Monday, June 04, 2012
Moments like these I realize why my husband and I stuck it out for five long years in a long-distance relationship. We had no clue when we would be able to live together, if not under the same roof, in the same city, same district, same state...we had to wait till we got married last year.
Sridhar had been asking me to watch Nandalala, Mysskin's brilliant movie about people on the periphery of societies; how they sometimes find strength in what little they can garner from a manifestly unfair life, and find the heart to share it....
I finally watched it last week. And our review was to hug each other for a long five minutes. We did not have any words for what we had witnessed, the craft of film-making itself surpassed all highs, but the brilliant, unsullied hope and the unexpectedness of love and sensitivity in that movie completely overwhelmed us. There was nothing we could say to each other, nothing we could put into words. There are some things which make you realize the 'fake'ness, the artificiality of much of social life and its institutions. Mysskin's Nandalala was one such thing. It brings you down to basics - what matters? Which definitions, boundaries, relationships, what values matter?
Is it enough to have a car if you can't let someone in pain snuggle in the backseat? Is it okay to let institutes cage people who the society labels, 'mentally challenged', when their understanding of human emotions and relationships far surpasses ours? Am I more pious and moral because I have not had to prostitute myself for food? Am I wrong if I steal my father's tractor to take to the next village, two people who cannot pay for a ride? What are you good for if you can never be practical? If you can find an idol of the Holy Mother holding baby Jesus so peaceful, you forget that your entire life is a quest for your own mother? But then, the next moment you steal the candles by the idol's side and are back plodding along your pitch-dark way!! Who are you if your own mother doesn't even recognize you, nor care, and you turn instead to the comfort offered by a woman who is herself a social outcast?

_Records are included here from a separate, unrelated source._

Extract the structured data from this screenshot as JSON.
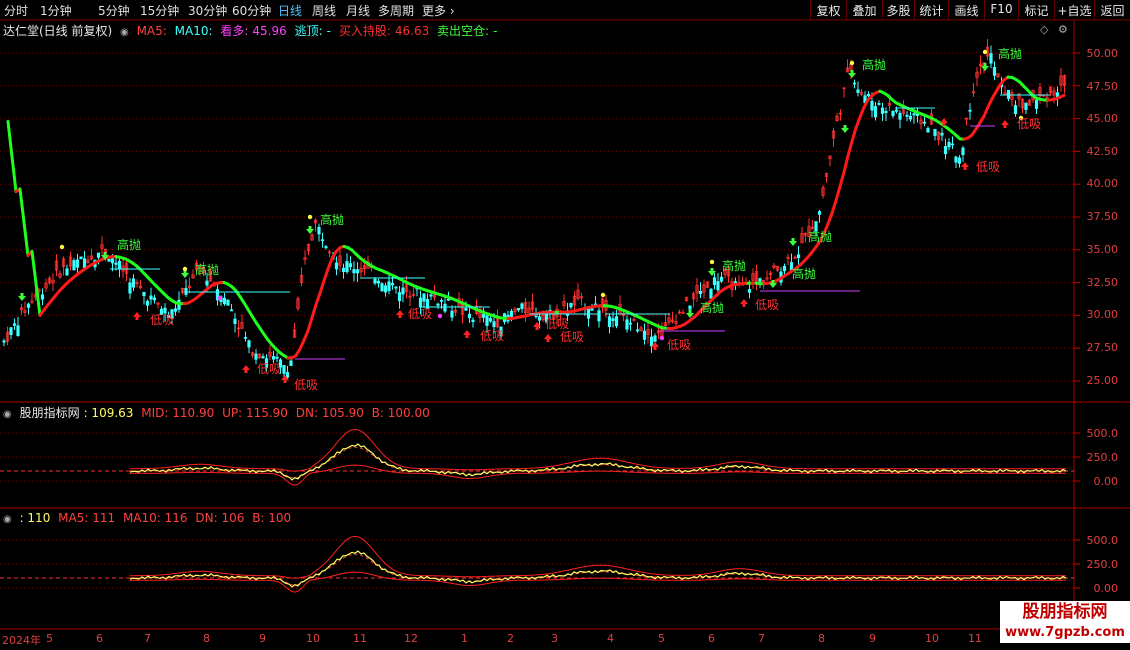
{
  "toolbar": {
    "periods": [
      "分时",
      "1分钟",
      "5分钟",
      "15分钟",
      "30分钟",
      "60分钟",
      "日线",
      "周线",
      "月线",
      "多周期",
      "更多 ›"
    ],
    "active_period": "日线",
    "right_buttons": [
      "复权",
      "叠加",
      "多股",
      "统计",
      "画线",
      "F10",
      "标记",
      "+自选",
      "返回"
    ]
  },
  "main_panel": {
    "title": "达仁堂(日线 前复权)",
    "legend": {
      "ma5": "MA5:",
      "ma10": "MA10:",
      "bullish_label": "看多:",
      "bullish_value": "45.96",
      "escape_label": "逃顶:",
      "escape_value": "-",
      "buy_label": "买入持股:",
      "buy_value": "46.63",
      "sell_label": "卖出空仓:",
      "sell_value": "-"
    },
    "y_ticks": [
      "50.00",
      "47.50",
      "45.00",
      "42.50",
      "40.00",
      "37.50",
      "35.00",
      "32.50",
      "30.00",
      "27.50",
      "25.00"
    ],
    "high_label": "高抛",
    "low_label": "低吸"
  },
  "indicator_panel_1": {
    "title": "股朋指标网",
    "value": ": 109.63",
    "mid": "MID: 110.90",
    "up": "UP: 115.90",
    "dn": "DN: 105.90",
    "b": "B: 100.00",
    "y_ticks": [
      "500.0",
      "250.0",
      "0.00"
    ]
  },
  "indicator_panel_2": {
    "value": ": 110",
    "ma5": "MA5: 111",
    "ma10": "MA10: 116",
    "dn": "DN: 106",
    "b": "B: 100",
    "y_ticks": [
      "500.0",
      "250.0",
      "0.00"
    ]
  },
  "date_axis": [
    "2024年",
    "5",
    "6",
    "7",
    "8",
    "9",
    "10",
    "11",
    "12",
    "1",
    "2",
    "3",
    "4",
    "5",
    "6",
    "7",
    "8",
    "9",
    "10",
    "11"
  ],
  "watermark": {
    "line1": "股朋指标网",
    "line2": "www.7gpzb.com"
  },
  "colors": {
    "up": "#ff3030",
    "down": "#3cffff",
    "ma_up": "#ff1a1a",
    "ma_down": "#1eff1e",
    "grid": "#7a0000"
  }
}
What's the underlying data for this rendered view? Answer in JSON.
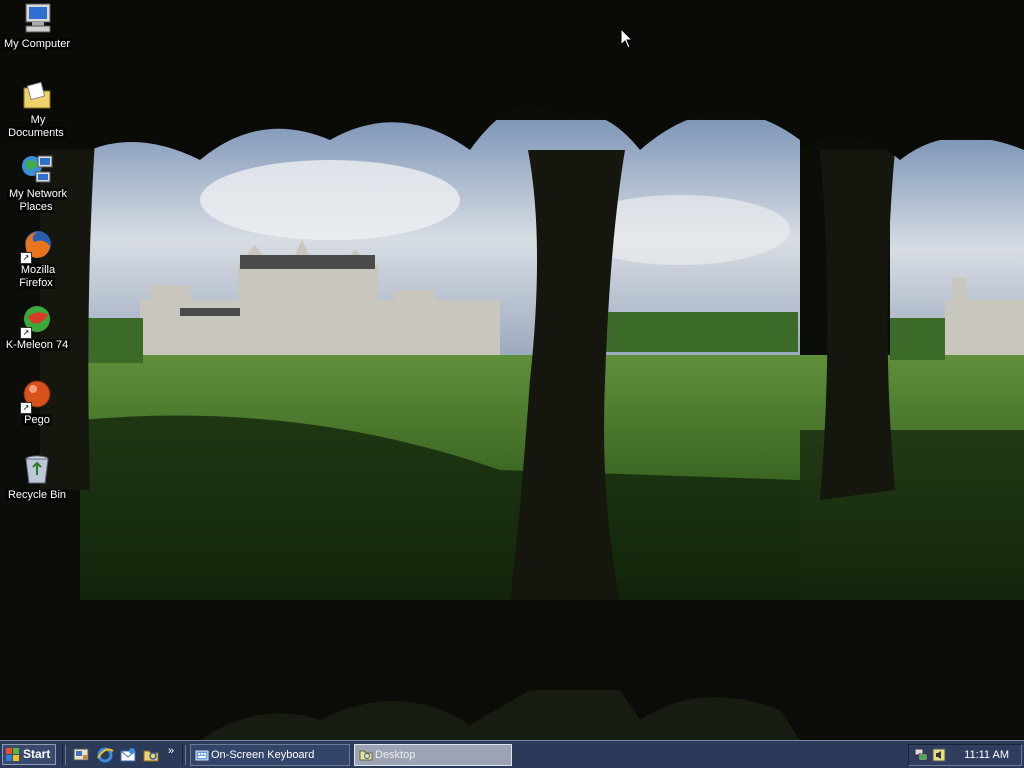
{
  "desktop": {
    "icons": [
      {
        "label": "My Computer",
        "icon": "my-computer-icon"
      },
      {
        "label": "My Documents",
        "icon": "my-documents-icon"
      },
      {
        "label": "My Network Places",
        "icon": "network-places-icon"
      },
      {
        "label": "Mozilla Firefox",
        "icon": "firefox-icon"
      },
      {
        "label": "K-Meleon 74",
        "icon": "k-meleon-icon"
      },
      {
        "label": "Pego",
        "icon": "pego-icon"
      },
      {
        "label": "Recycle Bin",
        "icon": "recycle-bin-icon"
      }
    ]
  },
  "taskbar": {
    "start_label": "Start",
    "quick_launch": [
      "show-desktop-icon",
      "internet-explorer-icon",
      "outlook-express-icon",
      "explorer-icon"
    ],
    "chevron": "»",
    "tasks": [
      {
        "label": "On-Screen Keyboard",
        "icon": "keyboard-icon",
        "active": false
      },
      {
        "label": "Desktop",
        "icon": "folder-icon",
        "active": true
      }
    ],
    "tray_icons": [
      "network-icon",
      "volume-icon"
    ],
    "clock": "11:11 AM"
  }
}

The movie raises so many questions...and answers them in its own quiet way. And it is in the powerful beauty of those answers that Sridhar and I lost all ability to speak for a few minutes. An equal wonder was to watch it with someone who was as mesmerised by the possibilities for loving and living as I was. Someone who has as much to say as I do about pretty much everything under the sun, but who couldn't find the right words because the movie had been powerful and amazing beyond all description.